By Steve Johnson
As the U.S. economic recovery continues, shopper behavior is mixed: some shoppers have continued their frugal ways while others have begun spending again. The $23.3 billion home cleaning business has faced several years of challenges as a result of consumers’ ongoing efforts to shop more efficiently, including a 0.9 percent decrease in sales over the past year. Though the category is flat, IRI’s National Consumer Panel data shows that 99.6 percent of households purchase home cleaning products. On average, a single buyer completes 28 shopper trips and spends $231 per year on cleaning products. Despite stagnant sales, the home cleaning products industry contains numerous significant pockets for growth, particularly within private label and branded innovation.
During my recent Cleaning Products Conference presentation, “Making Cents of the Cleaning Products Shopper,” I spoke about some of the strategies and tactics that enable household cleaning and home care manufacturers to successfully identify, target and activate their value-oriented shoppers.
By understanding value shoppers’ behaviors and attitudes, home cleaning product manufacturers can make smarter decisions regarding what products to develop, how to determine assortment, pricing and promotion, and how to reach consumers along the entire path to purchase.
Value continues to remain critical to shoppers of household cleaning products, but delivering on the promise of value is complex. One proven strategy for conveying value is to promise multiple uses. For example, all-purpose cleaners appeal to shoppers since they can save money by purchasing one product rather than several. In fact, the all-purpose cleaner category saw a 22 percent increase in the past year, reaching $1.1 billion in total sales. Positioning cleaning products as sustainable is also an effective way to convey value.
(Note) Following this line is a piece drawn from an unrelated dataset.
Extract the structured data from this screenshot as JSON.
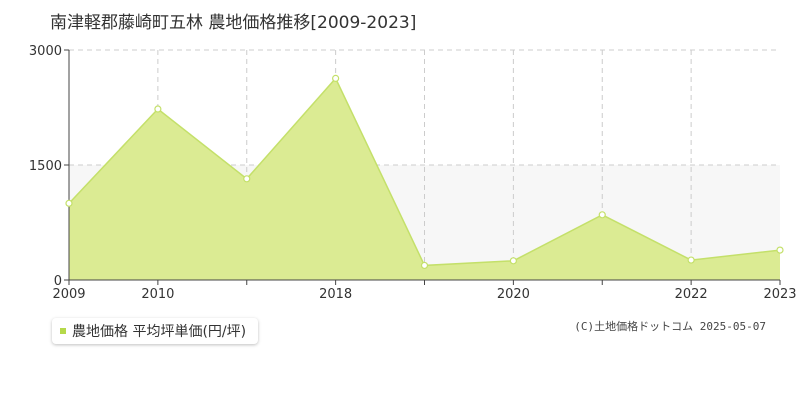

There is plenty of room for innovation in the home cleaning product space, particularly for new products that deliver on three key macro trends: simplicity, wellness and excitement. Two product segments that have delivered on these key trends are laundry prewash additives and drop and go detergents. Laundry prewash additives have had a seven percent increase in sales over the past year, while drop and go detergent had an astounding 22 percent increase in sales.
Making sense – and cents – of the cleaning products shopper begins with conveying value, finding pockets of growth within private label and branded innovation, and gaining a deep understanding of the highest value shoppers. Brands that fully comprehend their best shoppers’ behaviors and mindsets will be ideally positioned to reach their target audiences efficiently and effectively along the path to purchase.